INSIGHTS

The Impact of Intellectual Property Piracy

Jul 27, 2020

By: William Cattan, Senior Partner

The piracy of intellectual property (“IP”) rights, such as the piracy undertaken on a massive scale by beoutQ, is obviously detrimental to licensed rights holders such as beIN Sports.  In addition to significant investments in telecommunications infrastructure, licensed rights holders often invest in the production of content that is packaged with the matches that are broadcast. Piracy undercuts the ability of the rights-holding companies to make the necessary investments in hardware and content. While some people may not be immediately concerned about the financial welfare of the large companies that purchase sports broadcast rights, the loss of revenues by those companies leads to job losses across a broad value chain of activities from initial video production through distribution to the ultimate consumers who legally purchase and view sports events.

The piracy of IP rights also has potentially profound and adverse effects on the international sports leagues who are the original rights holders, and to the individual teams and individual players who make up the leagues. The current business model in the elite sports world involves companies like beIN paying large amounts of money to the leagues to acquire exclusive broadcast rights, and then monetizing those exclusive rights to earn a return on their investment.  beIN Sports says it has invested $15 billion in acquiring sports rights. Where does that money go, and how significant is it to the recipients?
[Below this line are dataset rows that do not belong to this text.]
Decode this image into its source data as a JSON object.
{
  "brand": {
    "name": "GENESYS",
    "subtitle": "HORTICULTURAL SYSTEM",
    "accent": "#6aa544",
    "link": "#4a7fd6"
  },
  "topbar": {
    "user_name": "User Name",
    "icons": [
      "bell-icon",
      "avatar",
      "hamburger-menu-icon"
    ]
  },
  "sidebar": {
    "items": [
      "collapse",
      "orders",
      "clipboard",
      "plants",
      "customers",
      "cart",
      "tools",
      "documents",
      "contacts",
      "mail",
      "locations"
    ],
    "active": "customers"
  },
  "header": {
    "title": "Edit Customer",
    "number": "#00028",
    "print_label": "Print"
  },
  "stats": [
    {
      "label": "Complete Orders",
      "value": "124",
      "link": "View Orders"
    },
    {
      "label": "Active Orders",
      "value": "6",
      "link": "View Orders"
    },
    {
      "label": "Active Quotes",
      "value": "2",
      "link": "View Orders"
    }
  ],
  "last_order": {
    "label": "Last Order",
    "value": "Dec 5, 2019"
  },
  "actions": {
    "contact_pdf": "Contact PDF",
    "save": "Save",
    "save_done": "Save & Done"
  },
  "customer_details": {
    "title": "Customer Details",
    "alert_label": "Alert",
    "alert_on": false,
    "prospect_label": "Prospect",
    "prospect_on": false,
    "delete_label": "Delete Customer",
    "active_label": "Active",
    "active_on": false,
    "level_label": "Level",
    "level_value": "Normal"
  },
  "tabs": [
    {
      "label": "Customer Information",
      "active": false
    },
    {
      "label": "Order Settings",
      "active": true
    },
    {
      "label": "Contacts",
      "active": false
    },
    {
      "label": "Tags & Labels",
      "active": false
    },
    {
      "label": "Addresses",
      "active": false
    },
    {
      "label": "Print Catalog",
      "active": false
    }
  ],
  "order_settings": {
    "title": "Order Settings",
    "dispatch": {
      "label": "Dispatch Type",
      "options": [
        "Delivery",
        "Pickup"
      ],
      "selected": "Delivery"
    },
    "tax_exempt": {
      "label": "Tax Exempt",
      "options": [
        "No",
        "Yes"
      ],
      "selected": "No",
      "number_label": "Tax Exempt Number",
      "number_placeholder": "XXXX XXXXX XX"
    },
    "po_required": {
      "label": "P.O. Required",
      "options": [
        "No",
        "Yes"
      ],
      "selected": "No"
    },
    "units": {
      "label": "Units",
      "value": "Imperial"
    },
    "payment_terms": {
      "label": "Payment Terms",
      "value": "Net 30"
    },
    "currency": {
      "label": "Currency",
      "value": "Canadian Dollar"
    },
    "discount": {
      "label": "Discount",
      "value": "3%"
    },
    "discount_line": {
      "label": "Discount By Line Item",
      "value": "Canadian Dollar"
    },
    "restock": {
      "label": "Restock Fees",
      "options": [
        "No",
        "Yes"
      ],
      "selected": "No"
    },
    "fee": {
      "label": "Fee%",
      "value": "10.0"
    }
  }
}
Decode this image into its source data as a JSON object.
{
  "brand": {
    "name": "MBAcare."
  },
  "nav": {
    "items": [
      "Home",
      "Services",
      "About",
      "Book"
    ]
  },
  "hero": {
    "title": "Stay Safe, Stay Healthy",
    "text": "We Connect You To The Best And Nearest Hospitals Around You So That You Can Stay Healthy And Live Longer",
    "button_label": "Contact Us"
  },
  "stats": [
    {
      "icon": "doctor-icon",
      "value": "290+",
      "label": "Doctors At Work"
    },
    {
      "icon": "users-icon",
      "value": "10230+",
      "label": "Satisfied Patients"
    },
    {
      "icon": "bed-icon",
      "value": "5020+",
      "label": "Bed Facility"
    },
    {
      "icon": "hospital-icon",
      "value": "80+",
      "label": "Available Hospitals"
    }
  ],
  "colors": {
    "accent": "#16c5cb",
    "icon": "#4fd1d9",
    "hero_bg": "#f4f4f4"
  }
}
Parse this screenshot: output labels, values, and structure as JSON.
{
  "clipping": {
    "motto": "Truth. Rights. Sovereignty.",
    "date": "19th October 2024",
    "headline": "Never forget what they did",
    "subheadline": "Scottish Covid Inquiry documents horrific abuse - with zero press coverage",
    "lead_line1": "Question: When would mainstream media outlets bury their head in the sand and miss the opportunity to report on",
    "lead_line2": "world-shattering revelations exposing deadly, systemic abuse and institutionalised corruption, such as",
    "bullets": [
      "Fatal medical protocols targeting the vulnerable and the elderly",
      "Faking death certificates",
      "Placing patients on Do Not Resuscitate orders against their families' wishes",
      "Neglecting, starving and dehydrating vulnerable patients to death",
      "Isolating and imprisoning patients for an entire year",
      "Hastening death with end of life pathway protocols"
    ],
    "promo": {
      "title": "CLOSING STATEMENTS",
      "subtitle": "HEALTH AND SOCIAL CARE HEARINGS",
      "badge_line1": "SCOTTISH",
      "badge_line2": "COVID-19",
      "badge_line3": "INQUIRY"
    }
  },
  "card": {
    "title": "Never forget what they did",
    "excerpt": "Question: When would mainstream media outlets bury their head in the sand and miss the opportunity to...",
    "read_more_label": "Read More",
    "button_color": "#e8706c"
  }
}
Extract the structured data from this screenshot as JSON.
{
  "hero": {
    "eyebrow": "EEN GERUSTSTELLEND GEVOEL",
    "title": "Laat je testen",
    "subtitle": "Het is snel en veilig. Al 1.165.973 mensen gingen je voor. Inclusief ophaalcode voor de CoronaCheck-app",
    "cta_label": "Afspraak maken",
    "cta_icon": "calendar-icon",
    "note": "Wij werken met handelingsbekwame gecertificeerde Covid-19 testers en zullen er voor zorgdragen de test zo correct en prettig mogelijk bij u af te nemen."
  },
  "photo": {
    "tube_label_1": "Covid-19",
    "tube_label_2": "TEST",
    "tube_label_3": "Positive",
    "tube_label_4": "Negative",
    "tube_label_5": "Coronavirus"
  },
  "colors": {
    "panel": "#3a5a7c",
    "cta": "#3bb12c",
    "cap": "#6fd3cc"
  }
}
According to Yousef Al-Obaidly, the CEO of beIN Sports: “If you look at Premier League clubs, if you take Watford or Bournemouth, 88 percent to 90 per cent [of their] revenue comes from broadcast revenues.

Choong Kay Lee, Vice President and Chief of Sports at Malaysian broadcaster Astro, has written: “Rights fees for sports content in Southeast Asia has been declining because of piracy. Why does a broadcaster need to pay for premium exclusive content when it is available for free elsewhere? … It is simple economics. The production cost for live sporting events like the FIFA World Cup and Premier League are high. If the consumer is not paying, the broadcaster is unable to pay the rights owners (i.e. the football clubs). If that happens, football clubs will not be able to pay their players and invest in facilities and youth development, among others. The sport will then suffer and fans will have to live with a lower quality product.” (https://www.sportbusiness.com/2019/10/piracy-will-kill-sports/)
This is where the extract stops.